In Exercises 1–10, use the data in the accompanying table and express all results in decimal form. (The data are from “Mortality Reduction with Air Bag and Seat Belt Use in Head-On Passenger Car Collisions,” by Crandall, Olson, and Sklar, American Journal of Epidemiology, Vol. 153, No. 3.) Drivers Involved in Head-On Collision of Passenger Cars.

Drivers Involved in Head-On Collision of Passenger Cars

	Driver Killed	Driver Not killed
Seatbelt Used	3655	7005
Seatbelt not Used	4402	3040

Both Using Seatbelts If 2 drivers are randomly selected without replacement, find the probability that they both used seatbelts.

Short answer

The probability that two randomly selected drivers, chosen without replacement, used seatbelts is 0.347.

Step-by-step solution

Given information

The values for counts of drivers are tabulated under different categories.

Define multiplication rule

When two events take place simultaneously, the probability of joint occurrences is equivalent to the product of their individual probabilities.

In case the events are dependent, the probabilities change with each successive occurrence.
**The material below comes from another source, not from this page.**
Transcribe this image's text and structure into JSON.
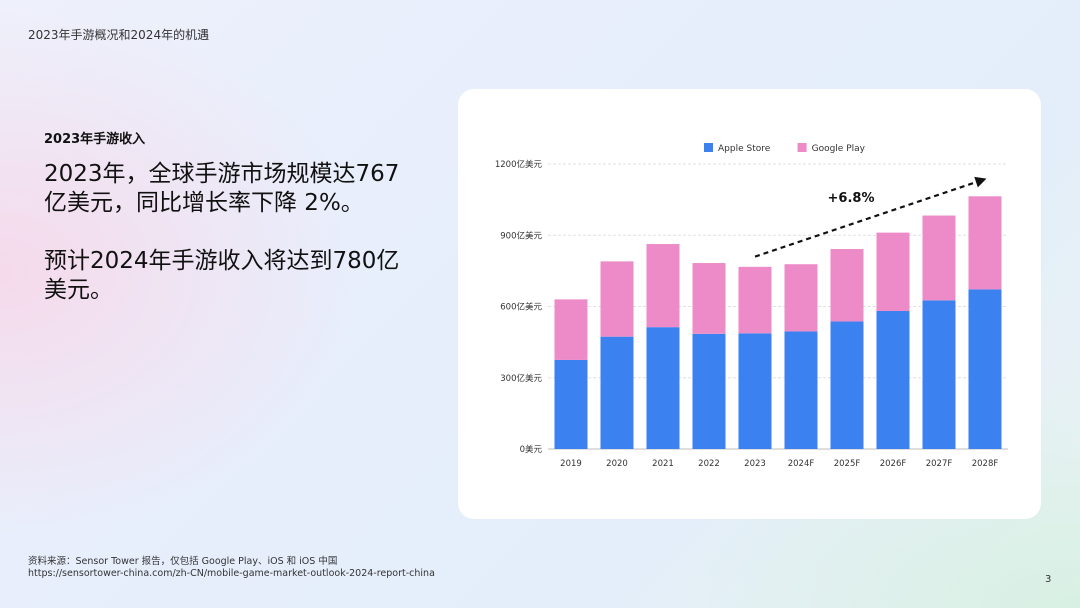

The condition when selections are made without replacement describes the occurrence of dependent events.

Step 3:Compute the additive total row-wise and column-wise

Sum up all row and column totals.

	Driver Killed	Driver Not killed	Total
Seatbelt Used	3655	7005	10660
Seatbelt not Used	4402	3040	7442
Total	8057	10045	18102

Compute the probability using the multiplication rule

Define the events as follows:

E: The first randomly selected driver use a seatbelt

F: The second randomly selected driver use a seatbelt

A: The two drivers randomly selected without replacement use seatbelts

The number of drivers who use seatbelts is 10660.

The total number of drivers surveyed is 18102.

Thus, the probability that the first driver selected uses a seatbelt is:

$P\left(E\right)=\frac{10660}{18102}$

The number of drivers left who use seatbelts, after selecting the first driver, is 10659.

The total number of drivers left after the first selection is 18101.

The probabilities that the second driver uses a seatbelt is:

$P\left(F\right)=\frac{10659}{18101}$

The probability that two drivers randomly selected without replacement use seatbelts is:

$$\begin{gathered} P\left(E\text{and}F\right)=P\left(E\right)\times P\left(F\right) \\ =\frac{10660}{18102}\times \frac{10659}{18101} \\ =0.347 \end{gathered}$$

Thus, the probability that two drivers randomly selected without replacement use seatbelts is 0.347.